The problem deals with the relation between air-drag force and frictional force. Air-drag force is a force acting opposite to the relative motion of any object moving with respect to a surrounding fluid. The frictional force is the opposing force that is created between two surfaces that try to move in the same direction or that try to move in opposite directions.
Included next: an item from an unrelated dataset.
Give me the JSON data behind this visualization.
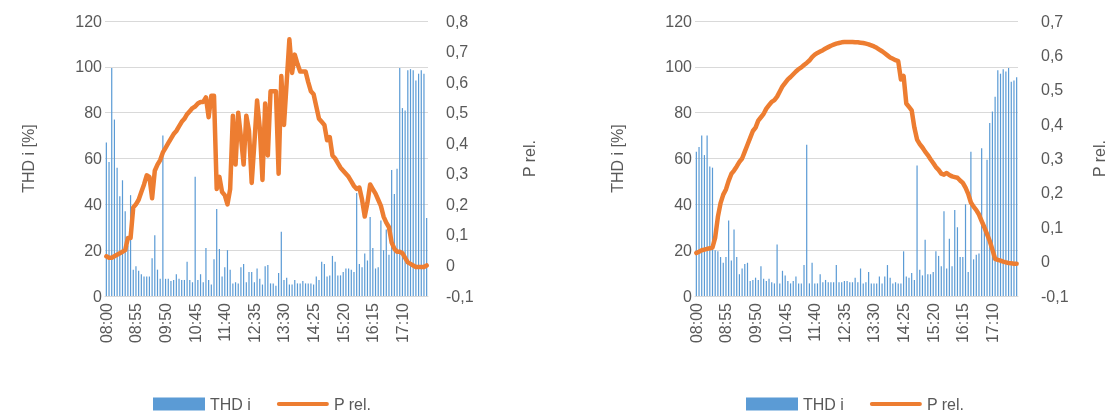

Here equate the air-drag force to the frictional force to solve this question.

Formula:

Air drag force is given by,

$\mathrm{D}=4{\mathrm{C}}_{\mathrm{ice}}{\mathrm{\rho A}}_{\mathrm{ice}}{\mathrm{v}}^2$

Frictional force is

$\mathrm{F}={\mathrm{\mu }}_{\mathrm{k}}\mathrm{mg}$

The mass of ice:

$\begin{array}{l}{\mathrm{m}}_{\mathrm{ice}}=917{\text{\hspace{0.17em}kg/m}}^{\text{3}}\times (400\text{\hspace{0.17em}m}\times 500\text{\hspace{0.17em}m}\times 0.004\text{\hspace{0.17em}m})\\ {\mathrm{m}}_{\mathrm{ice}}=7.34\times {10}^5\text{\hspace{0.17em}kg}\end{array}$

The mass of ice with 100 stones:

$\begin{array}{l}\mathrm{m}={\mathrm{m}}_{\mathrm{ice}}+100\times 20\text{\hspace{0.17em}kg}\\ \mathrm{m}=7.34\times {10}^5\text{\hspace{0.17em}kg}+2000\text{\hspace{0.17em}kg}\\ \mathrm{m}=7.36\times {10}^5\text{\hspace{0.17em}kg}\end{array}$

To calculate the velocity of wind, equate air-drag force to frictional force:

$\begin{array}{c}\mathrm{D}=\mathrm{F}\\ 4{\mathrm{C}}_{\mathrm{ice}}{\mathrm{\rho A}}_{\mathrm{ice}}{\mathrm{v}}^2={\mathrm{\mu }}_{\mathrm{k}}\mathrm{mg}\\ \mathrm{v}=\sqrt{\frac{{\mathrm{\mu }}_{\mathrm{k}}\mathrm{mg}}{4{\mathrm{C}}_{\mathrm{ice}}{\mathrm{\rho A}}_{\mathrm{ice}}}}\end{array}$

Substitute the values in the above expression, and we get,

$\begin{array}{l}\mathrm{v}=\sqrt{\frac{\left(0.10\right)\times (7.36\times {10}^5\text{\hspace{0.17em}kg})\times (9.8{\text{\hspace{0.17em}m/s}}^{\text{2}})}{4\times (2\times {10}^{-3})\times (1.21{\text{kg/m}}^{\text{3}})\times (400\text{\hspace{0.17em}m}\times 500\text{\hspace{0.17em}m})}}\\ \mathrm{v}=19\text{\hspace{0.17em}m/s}\times \frac{3600\text{\hspace{0.17em}s}}{1\text{hr}}\times \frac{\text{1\hspace{0.17em}km}}{\text{1000\hspace{0.17em}m}}\\ \mathrm{v}=\text{69\hspace{0.17em}km/h}\end{array}$

Thus, the required speed is 69 km/h.

Doubling our previous result, we find the required speed to be$139\text{\hspace{0.17em}km/h}$ .

Thus, the speed will be 139 km/h.

The result is reasonable for storm winds. A category-5 hurricane has speeds on the order of $2.6\times {10}^2\text{m/s}$.

Thus, we can say that these values for high-speed winds in a storm are reasonable.